I'm currently working with some WS2812B LEDs and tried out adding a capacitor to be safe from voltage spikes (was recommended by Adafruit). I noticed that a soon as I connect a capacitor between 5V and ground that the USB is disconnect from the PC (Windows Usb disconnect sound plays). I wondered why and tried another setup. This time just the capacitor between 5V and ground. Nothing else. According to my knownledge this isn't a short (capacitor is intact) and therefor this setup should be valid. Again the same thing happens: USB disconnects...

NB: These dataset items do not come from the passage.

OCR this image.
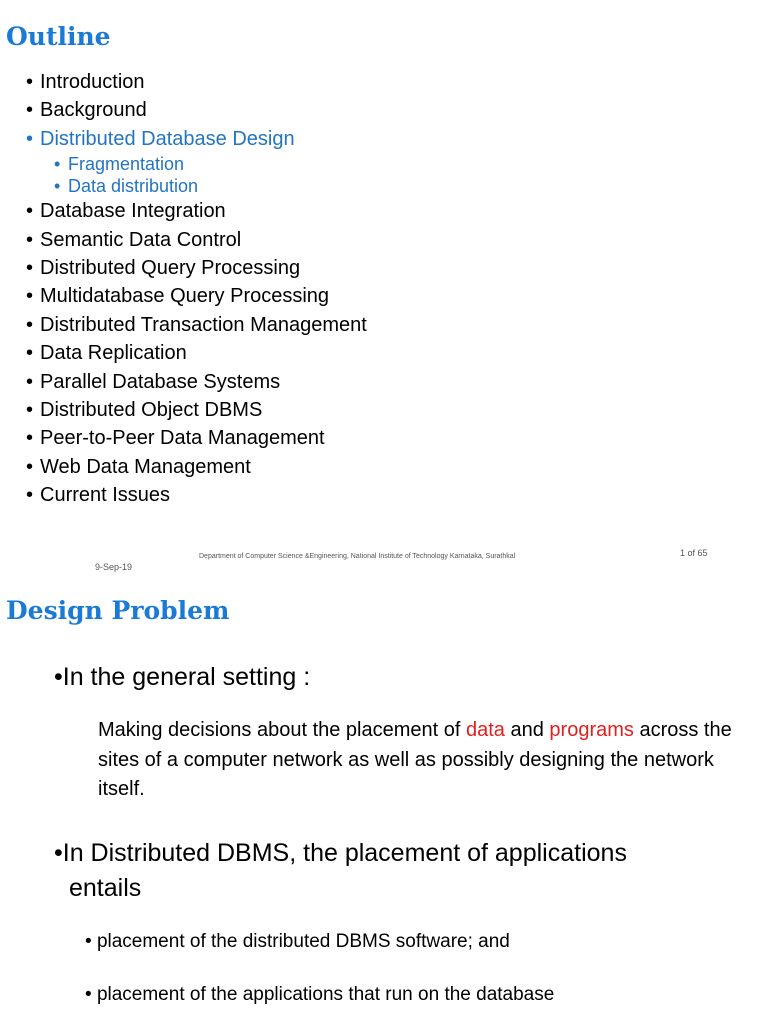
Outline
• Introduction
• Background
• Distributed Database Design
• Fragmentation
• Data distribution
• Database Integration
• Semantic Data Control
• Distributed Query Processing
• Multidatabase Query Processing
• Distributed Transaction Management
• Data Replication
• Parallel Database Systems
• Distributed Object DBMS
• Peer-to-Peer Data Management
• Web Data Management
• Current Issues
9-Sep-19
Department of Computer Science &Engineering, National Institute of Technology Karnataka, Surathkal	1 of 65
Design Problem
•In the general setting :
Making decisions about the placement of data and programs across the sites of a computer network as well as possibly designing the network itself.
•In Distributed DBMS, the placement of applications
entails
• placement of the distributed DBMS software; and
• placement of the applications that run on the database
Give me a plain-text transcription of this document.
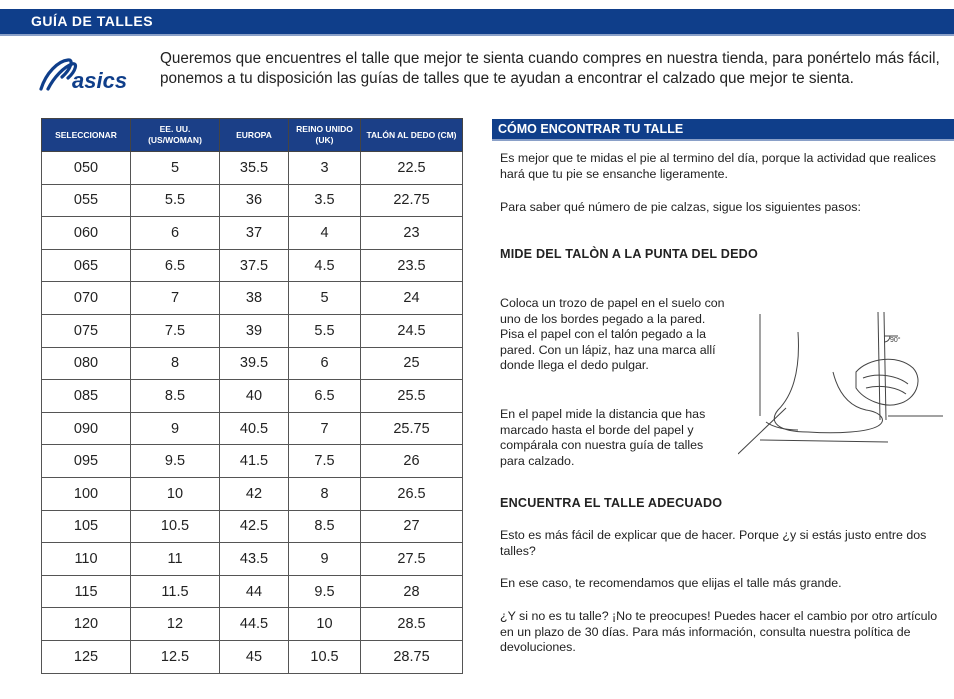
GUÍA DE TALLES
asics
Queremos que encuentres el talle que mejor te sienta cuando compres en nuestra tienda, para ponértelo más fácil, ponemos a tu disposición las guías de talles que te ayudan a encontrar el calzado que mejor te sienta.
SELECCIONAR	EE. UU. (US/WOMAN)	EUROPA	REINO UNIDO (UK)	TALÓN AL DEDO (CM)
050	5	35.5	3	22.5
055	5.5	36	3.5	22.75
060	6	37	4	23
065	6.5	37.5	4.5	23.5
070	7	38	5	24
075	7.5	39	5.5	24.5
080	8	39.5	6	25
085	8.5	40	6.5	25.5
090	9	40.5	7	25.75
095	9.5	41.5	7.5	26
100	10	42	8	26.5
105	10.5	42.5	8.5	27
110	11	43.5	9	27.5
115	11.5	44	9.5	28
120	12	44.5	10	28.5
125	12.5	45	10.5	28.75
CÓMO ENCONTRAR TU TALLE
Es mejor que te midas el pie al termino del día, porque la actividad que realices hará que tu pie se ensanche ligeramente.
Para saber qué número de pie calzas, sigue los siguientes pasos:
MIDE DEL TALÒN A LA PUNTA DEL DEDO
Coloca un trozo de papel en el suelo con uno de los bordes pegado a la pared. Pisa el papel con el talón pegado a la pared. Con un lápiz, haz una marca allí donde llega el dedo pulgar.
En el papel mide la distancia que has marcado hasta el borde del papel y compárala con nuestra guía de talles para calzado.
90°
ENCUENTRA EL TALLE ADECUADO
Esto es más fácil de explicar que de hacer. Porque ¿y si estás justo entre dos talles?
En ese caso, te recomendamos que elijas el talle más grande.
¿Y si no es tu talle? ¡No te preocupes! Puedes hacer el cambio por otro artículo en un plazo de 30 días. Para más información, consulta nuestra política de devoluciones.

I really don't know why this happens but want to understand it. The capacitor I use is rated 16V 1000 mF (electrolytic in case this is relevant). The capacitor is also connected the right polarity. What forces the USB to disconnect (and let Windows play the USB disconnect sound). Am I may damaging the USB Port somehow and therefor a disconnect is forced as a security measurement?
Oh yeah... Using an Arduino Uno R3 made by Elegoo.
Hope you can help me out, Tmirror
Yes, connecting a capacitor is a dead short.
Because it is not charged at the moment you connect it.
There is a lesson here which everyone will tell you. (Quite soon!)
Unless something is very carefully designed (USB) to be "hot-plugged", you must switch off the power to make any change in connections.
I'm currently working with some WS2812B LEDs...
How many are 'some'?
Seven addressable LEDs (and the Arduino) could already be the limit for USB.
Therefore we usually power 'some' LEDs from an external supply,
which also eliminates the problem you're having.
Bypass capacitors are in the sub uF range. As described above, a meaty electrolytic looks like a dead short until it charges, then the charge is held unless there is a load of some sort. That is what makes it useful for stabilisation. However, the computer is seeing the inrush current and trying to protect itself.
Forget USB power, sort a decent 5V supply capable of a few Amps and your issue will go away. It will also be low enough internal resistance to cope with the electrolytics.